LiNixMn2-xO4 for multicycle electrochemical selective recovery of lithium from lithium-ion battery leachate

Lithium (Li) has been known for possessing excellent electrochemical performance due to its growing use in energy-related applications such as lithium-ion batteries (LIBs). End-of-life LIBs are usually recycled through a leaching process that yields a solution known as LIB leachate that contains lithium and other LIB materials. The electrochemical technique, which generally uses lithium-manganese oxide (LMO) electrodes, is one of the promising techniques for selectively recovering lithium from the LIB leachate. However, the stability perfor-mance of LMO is poor, mainly due to the Jahn-Teller effect of Mn3+ in LMO. In this study, substituting with nickel dopant was used to reduce the manganese content of LMO. Lithium was selectively recovered from actual LIB leachate using lithium nickel manganese oxide (LNMO) and activated carbon (AC) electrodes. The effects of operation time and current on lithium recovery from LIB leachate were studied to determine the optimal operation condition. It was discovered that longer operation time and higher current increased lithium adsorption capacity and energy consumption. Lithium recovery using the obtained optimal operation conditions resulted in a lithium adsorption capacity of 1.58 mmol/g, a lithium purity of 95.22 %, and an energy con-sumption of 2.79 Wh/mol.
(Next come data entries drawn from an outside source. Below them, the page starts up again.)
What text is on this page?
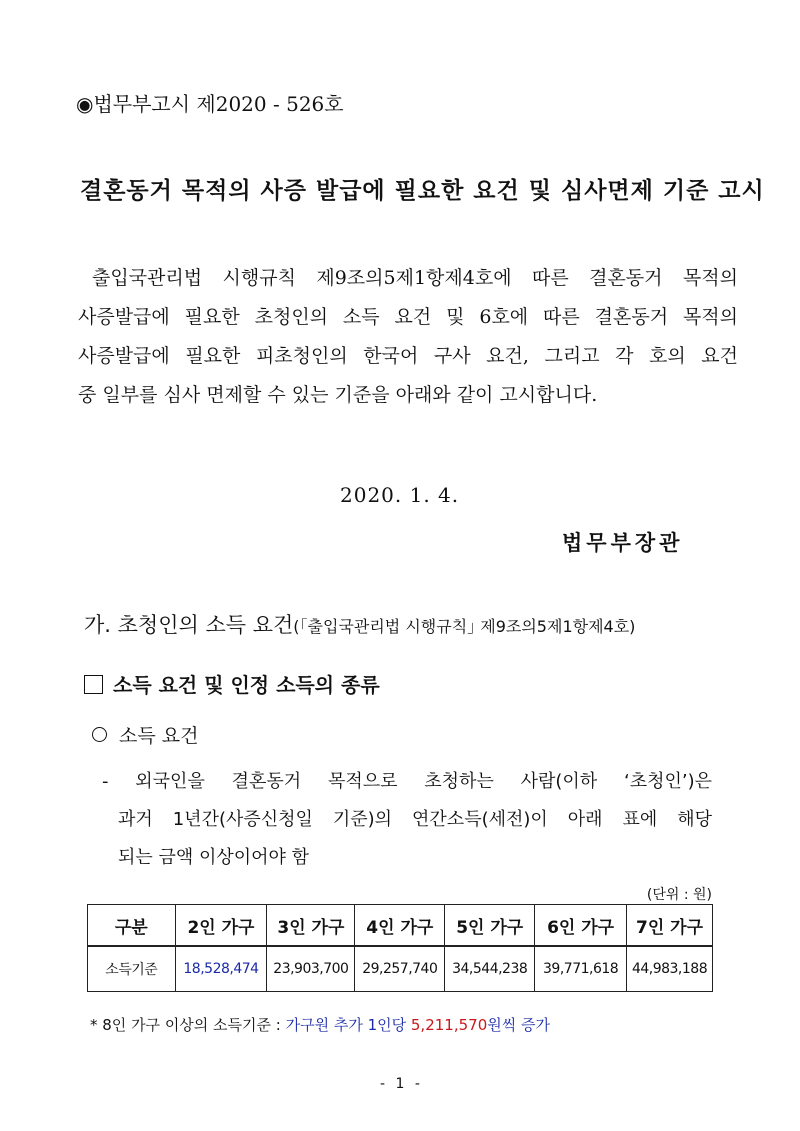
◉법무부고시 제2020 - 526호
결혼동거 목적의 사증 발급에 필요한 요건 및 심사면제 기준 고시
출입국관리법 시행규칙 제9조의5제1항제4호에 따른 결혼동거 목적의
사증발급에 필요한 초청인의 소득 요건 및 6호에 따른 결혼동거 목적의
사증발급에 필요한 피초청인의 한국어 구사 요건, 그리고 각 호의 요건
중 일부를 심사 면제할 수 있는 기준을 아래와 같이 고시합니다.
2020. 1. 4.
법무부장관
가. 초청인의 소득 요건(｢출입국관리법 시행규칙｣ 제9조의5제1항제4호)
소득 요건 및 인정 소득의 종류
소득 요건
- 외국인을 결혼동거 목적으로 초청하는 사람(이하 ‘초청인’)은
과거 1년간(사증신청일 기준)의 연간소득(세전)이 아래 표에 해당
되는 금액 이상이어야 함
(단위 : 원)
구분	2인 가구	3인 가구	4인 가구	5인 가구	6인 가구	7인 가구
소득기준	18,528,474	23,903,700	29,257,740	34,544,238	39,771,618	44,983,188
* 8인 가구 이상의 소득기준 : 가구원 추가 1인당 5,211,570원씩 증가
- 1 -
The effect of nickel doping into LMO on its performance was also investigated over 20 cycles. In a 20-cycle lithium recovery test, LiNi0.5Mn1.5O4 (LNMO-0.5) electrode showed stable lithium recovery performance until the 20th cycle, retaining approximately 97 % of the initial lithium adsorption capacity and increasing energy consumption by approximately 7 % after 20 cycles. Meanwhile, for pristine LMO, after 20 cycles, only about 47 % of the initial lithium adsorption capacity was retained, and the energy consumption was approximately 65 % higher than the initial cycle. Due to the outstanding performance of LNMO, it is expected to be a potential material for long-term selective lithium recovery from leachate in actual lithium-ion battery applications.